The Decemberists, “The Engine Driver” – This is such an obvious pick, but it’s undoubtedly my favorite Decemberists’ tune. It’s majestic and it features Colin Meloy reining in his more excessive impulses. Plus it sounds great following “Pink Moon.”

dB’s, “Bad Reputation” – The band with perhaps the worst greatness-to-commercial-success ratio in history, the dB’s made some of the finest crystalline guitar pop ever committed to tape. This track from their debut album distills all their best qualities into a few moments of bliss.

Dinosaur, Jr., “Green Mind” – The title track to the album that consumed me throughout 1991, it finds J. Mascis sanding off some (but not all) of the roughest edges in the band’s post-Barlow incarnation. It rocks, it has melody, and it shows that J’s feelings toward Sonic Youth mirror mine exactly: “On a certain level I think they’re great/But on another, I can’t relate/To anything they do.”

De La Soul, “This is a Recording 4 Living in a Fulltime Era (L.I.F.E.)”Three Feet High and Rising is almost certainly my favorite hip-hop album, and this is one of my favorite (if least known) tracks, a scorching slice of organic electro-funk.

Ian Dury & the Blockheads, “Sex & Drugs & Rock and Roll” – So English, so charming, so damn much fun. It’s of its time and for all time.

Devo, “Uncontrollable Urge” – Men in radiation suits rocking out. What could be better?

D-Day, “Too Young to Date” – Salacious, morally repugnant, and hysterically funny in a Beavis and Butthead kind of way, this new wave chestnut tells the tale of an adolescent girl’s sexual awakening. “He asked me out to the picture show/My eyes said yes/But my mom said no.” It spirals downward from there.

Dream Syndicate, “Tell Me When It’s Over” – Steve Wynn helped shape American post-punk with dissonant chiming tunes like this one, which hasn’t aged a day in the past quarter-century.

The Dictators, “(I Live For) Cars and Girls” – A first-rate effort from a second-tier example of the original wave of CBGB punks, it tidies up the Ramones’ approach and amplifies their Beach Boys fetish in an unironic ode to simple, timeless pleasures.

The Damned, “New Rose” – And from the other side of the Atlantic comes another second-tier (but far more enduring) DIY collective, with patented punk snarls and punchy pop hooks.

Drive-By Truckers, “Carl Perkins’ Cadillac” – The kind of song that’s so elemental it sounds like it must have always existed, the Dirty South’s favorite sons (and daughter) tell the Sun Records story in five and a half shimmering minutes.

Death Cab for Cutie, “Crooked Teeth” – These guys can be a tad precious for me at times, but this lush mid-tempo pop rocker never cloys, always satisfies.

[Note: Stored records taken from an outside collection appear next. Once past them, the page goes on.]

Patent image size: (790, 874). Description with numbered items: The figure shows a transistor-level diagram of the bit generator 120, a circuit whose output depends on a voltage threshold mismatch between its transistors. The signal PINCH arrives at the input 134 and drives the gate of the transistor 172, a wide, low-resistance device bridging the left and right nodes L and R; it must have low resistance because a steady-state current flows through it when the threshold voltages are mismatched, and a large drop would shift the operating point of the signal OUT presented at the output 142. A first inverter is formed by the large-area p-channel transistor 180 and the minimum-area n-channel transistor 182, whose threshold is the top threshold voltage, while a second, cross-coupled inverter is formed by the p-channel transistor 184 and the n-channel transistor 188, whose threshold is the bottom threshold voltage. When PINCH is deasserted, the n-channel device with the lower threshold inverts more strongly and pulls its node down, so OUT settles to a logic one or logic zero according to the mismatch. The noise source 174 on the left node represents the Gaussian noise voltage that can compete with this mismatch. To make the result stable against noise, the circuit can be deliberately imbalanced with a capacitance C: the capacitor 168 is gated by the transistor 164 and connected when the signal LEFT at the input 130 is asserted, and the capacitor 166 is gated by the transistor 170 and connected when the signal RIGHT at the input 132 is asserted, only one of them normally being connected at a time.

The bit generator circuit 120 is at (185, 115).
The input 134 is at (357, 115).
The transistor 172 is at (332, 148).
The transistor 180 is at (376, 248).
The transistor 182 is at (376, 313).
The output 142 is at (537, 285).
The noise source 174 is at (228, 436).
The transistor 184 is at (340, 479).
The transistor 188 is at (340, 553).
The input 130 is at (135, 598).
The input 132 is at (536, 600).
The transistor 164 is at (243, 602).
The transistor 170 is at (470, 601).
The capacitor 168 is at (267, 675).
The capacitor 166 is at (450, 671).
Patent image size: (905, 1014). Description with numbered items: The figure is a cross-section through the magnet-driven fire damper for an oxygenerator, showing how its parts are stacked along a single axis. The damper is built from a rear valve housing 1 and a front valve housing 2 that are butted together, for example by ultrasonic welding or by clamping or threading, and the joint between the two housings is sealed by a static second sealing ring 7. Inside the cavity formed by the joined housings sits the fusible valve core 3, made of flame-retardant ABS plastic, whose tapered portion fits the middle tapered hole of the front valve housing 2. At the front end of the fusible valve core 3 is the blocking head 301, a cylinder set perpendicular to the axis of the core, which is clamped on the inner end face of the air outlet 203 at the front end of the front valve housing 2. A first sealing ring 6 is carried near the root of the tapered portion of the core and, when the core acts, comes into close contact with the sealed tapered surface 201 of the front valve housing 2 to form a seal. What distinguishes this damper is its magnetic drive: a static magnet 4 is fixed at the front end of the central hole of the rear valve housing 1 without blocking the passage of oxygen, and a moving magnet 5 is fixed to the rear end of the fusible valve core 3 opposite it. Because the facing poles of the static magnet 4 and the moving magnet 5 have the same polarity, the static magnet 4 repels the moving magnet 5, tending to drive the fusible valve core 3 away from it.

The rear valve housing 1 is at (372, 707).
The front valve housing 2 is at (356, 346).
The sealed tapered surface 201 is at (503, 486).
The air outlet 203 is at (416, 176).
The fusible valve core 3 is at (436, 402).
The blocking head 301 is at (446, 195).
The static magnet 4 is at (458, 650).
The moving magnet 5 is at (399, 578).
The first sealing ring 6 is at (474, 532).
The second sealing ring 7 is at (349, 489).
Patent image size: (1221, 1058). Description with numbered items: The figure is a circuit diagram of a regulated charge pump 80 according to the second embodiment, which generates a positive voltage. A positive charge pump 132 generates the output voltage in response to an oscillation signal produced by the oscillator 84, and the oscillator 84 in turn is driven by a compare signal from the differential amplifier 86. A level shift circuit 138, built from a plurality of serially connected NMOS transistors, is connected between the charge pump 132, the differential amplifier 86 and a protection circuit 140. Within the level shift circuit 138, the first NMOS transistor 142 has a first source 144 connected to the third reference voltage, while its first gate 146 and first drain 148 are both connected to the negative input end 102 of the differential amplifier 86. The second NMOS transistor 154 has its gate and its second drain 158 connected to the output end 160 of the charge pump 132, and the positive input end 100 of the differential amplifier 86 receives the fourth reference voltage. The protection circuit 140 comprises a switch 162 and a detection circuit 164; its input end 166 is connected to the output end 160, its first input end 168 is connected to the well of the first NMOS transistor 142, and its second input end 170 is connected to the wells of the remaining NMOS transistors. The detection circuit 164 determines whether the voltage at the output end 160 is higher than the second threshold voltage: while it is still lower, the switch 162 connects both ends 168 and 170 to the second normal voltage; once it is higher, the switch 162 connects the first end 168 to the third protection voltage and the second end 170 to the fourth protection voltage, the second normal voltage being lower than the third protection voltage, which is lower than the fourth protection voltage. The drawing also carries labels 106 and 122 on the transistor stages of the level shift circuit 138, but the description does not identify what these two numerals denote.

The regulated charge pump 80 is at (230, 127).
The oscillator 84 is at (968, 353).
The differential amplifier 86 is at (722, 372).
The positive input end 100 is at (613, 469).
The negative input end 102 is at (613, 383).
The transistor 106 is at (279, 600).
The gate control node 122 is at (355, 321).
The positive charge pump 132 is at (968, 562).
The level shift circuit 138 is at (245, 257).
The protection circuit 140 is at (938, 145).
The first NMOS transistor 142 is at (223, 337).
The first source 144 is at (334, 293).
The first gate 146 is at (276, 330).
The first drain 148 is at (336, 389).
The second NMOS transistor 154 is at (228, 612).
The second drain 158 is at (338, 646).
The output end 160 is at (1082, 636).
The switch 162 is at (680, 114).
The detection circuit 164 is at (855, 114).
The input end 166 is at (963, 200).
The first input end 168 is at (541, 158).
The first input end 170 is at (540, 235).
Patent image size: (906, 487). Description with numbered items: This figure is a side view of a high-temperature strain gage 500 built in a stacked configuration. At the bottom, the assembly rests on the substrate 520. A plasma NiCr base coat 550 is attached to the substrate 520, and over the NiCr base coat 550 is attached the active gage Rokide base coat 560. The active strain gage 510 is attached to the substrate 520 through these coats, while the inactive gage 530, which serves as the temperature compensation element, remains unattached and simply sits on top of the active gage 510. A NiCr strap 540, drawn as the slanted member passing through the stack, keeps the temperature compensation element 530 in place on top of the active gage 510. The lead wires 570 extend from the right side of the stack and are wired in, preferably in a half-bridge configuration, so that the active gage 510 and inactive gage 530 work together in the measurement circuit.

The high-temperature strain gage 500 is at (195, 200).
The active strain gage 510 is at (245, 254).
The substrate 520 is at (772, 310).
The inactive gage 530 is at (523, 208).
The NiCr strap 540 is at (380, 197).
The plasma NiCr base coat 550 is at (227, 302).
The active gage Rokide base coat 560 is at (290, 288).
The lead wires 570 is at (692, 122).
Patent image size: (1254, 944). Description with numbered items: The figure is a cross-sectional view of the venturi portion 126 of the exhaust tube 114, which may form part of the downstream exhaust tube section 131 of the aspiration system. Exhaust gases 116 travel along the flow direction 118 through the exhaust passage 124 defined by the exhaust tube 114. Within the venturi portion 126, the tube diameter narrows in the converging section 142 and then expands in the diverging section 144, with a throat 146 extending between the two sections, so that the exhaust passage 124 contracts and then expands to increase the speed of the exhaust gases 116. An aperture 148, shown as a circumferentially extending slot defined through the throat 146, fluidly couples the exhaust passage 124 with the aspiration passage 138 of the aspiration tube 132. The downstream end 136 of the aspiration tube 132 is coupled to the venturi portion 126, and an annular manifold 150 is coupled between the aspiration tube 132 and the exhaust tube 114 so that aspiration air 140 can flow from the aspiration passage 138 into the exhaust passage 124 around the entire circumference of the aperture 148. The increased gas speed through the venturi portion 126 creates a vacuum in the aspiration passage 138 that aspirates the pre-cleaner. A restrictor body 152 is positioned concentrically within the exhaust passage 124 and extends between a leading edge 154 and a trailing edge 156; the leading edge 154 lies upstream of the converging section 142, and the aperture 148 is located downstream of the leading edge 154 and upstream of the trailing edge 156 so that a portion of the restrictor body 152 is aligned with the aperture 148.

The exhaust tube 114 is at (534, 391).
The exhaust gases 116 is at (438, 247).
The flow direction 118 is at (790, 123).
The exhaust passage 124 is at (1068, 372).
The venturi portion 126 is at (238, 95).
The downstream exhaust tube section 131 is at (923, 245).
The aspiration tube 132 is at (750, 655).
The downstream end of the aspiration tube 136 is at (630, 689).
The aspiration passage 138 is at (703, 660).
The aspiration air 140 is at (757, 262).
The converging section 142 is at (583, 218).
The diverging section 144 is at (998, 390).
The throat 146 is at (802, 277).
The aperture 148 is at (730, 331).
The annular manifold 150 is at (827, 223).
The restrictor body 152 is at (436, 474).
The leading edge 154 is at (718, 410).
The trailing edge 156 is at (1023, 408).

Miles Davis, “Blue in Green” – Rock and roll is our main focus here, but Miles is far more important to me than anyone else on this list (save Dylan), and this track from Kind of Blue is the most beautiful and elegant music I know.

2 comments:

Scott McClatchy said...

Great list. But it dose pose the question: Can anyone list one "fave" song by dire Straits and NOT have it be from "Making Movies"? Me?? I would have gone with "Romeo & Juliet."

Peace,
Satch

Trip - on your "D" list - how about a little love for Dion!!!

Michael Atchison said...

I originally had "Once Upon a Time in the West" from the Communique album slated for that spot, before I had a "who am I kidding" moment and pulled out Making Movies. The only argument I could make against "Romeo and Juliet" is length; including it would've meant cutting another song.

As for Dion, a useful/maddening part of this exercise is that it causes you to realize what you don't have. And in doing this, it struck me that I don't have any Dion, a nearly unforgiveable sin (actually, as I think about it, I actually have a couple of Dion tracks on the Doo Wop Box, but I neglected to think about that set).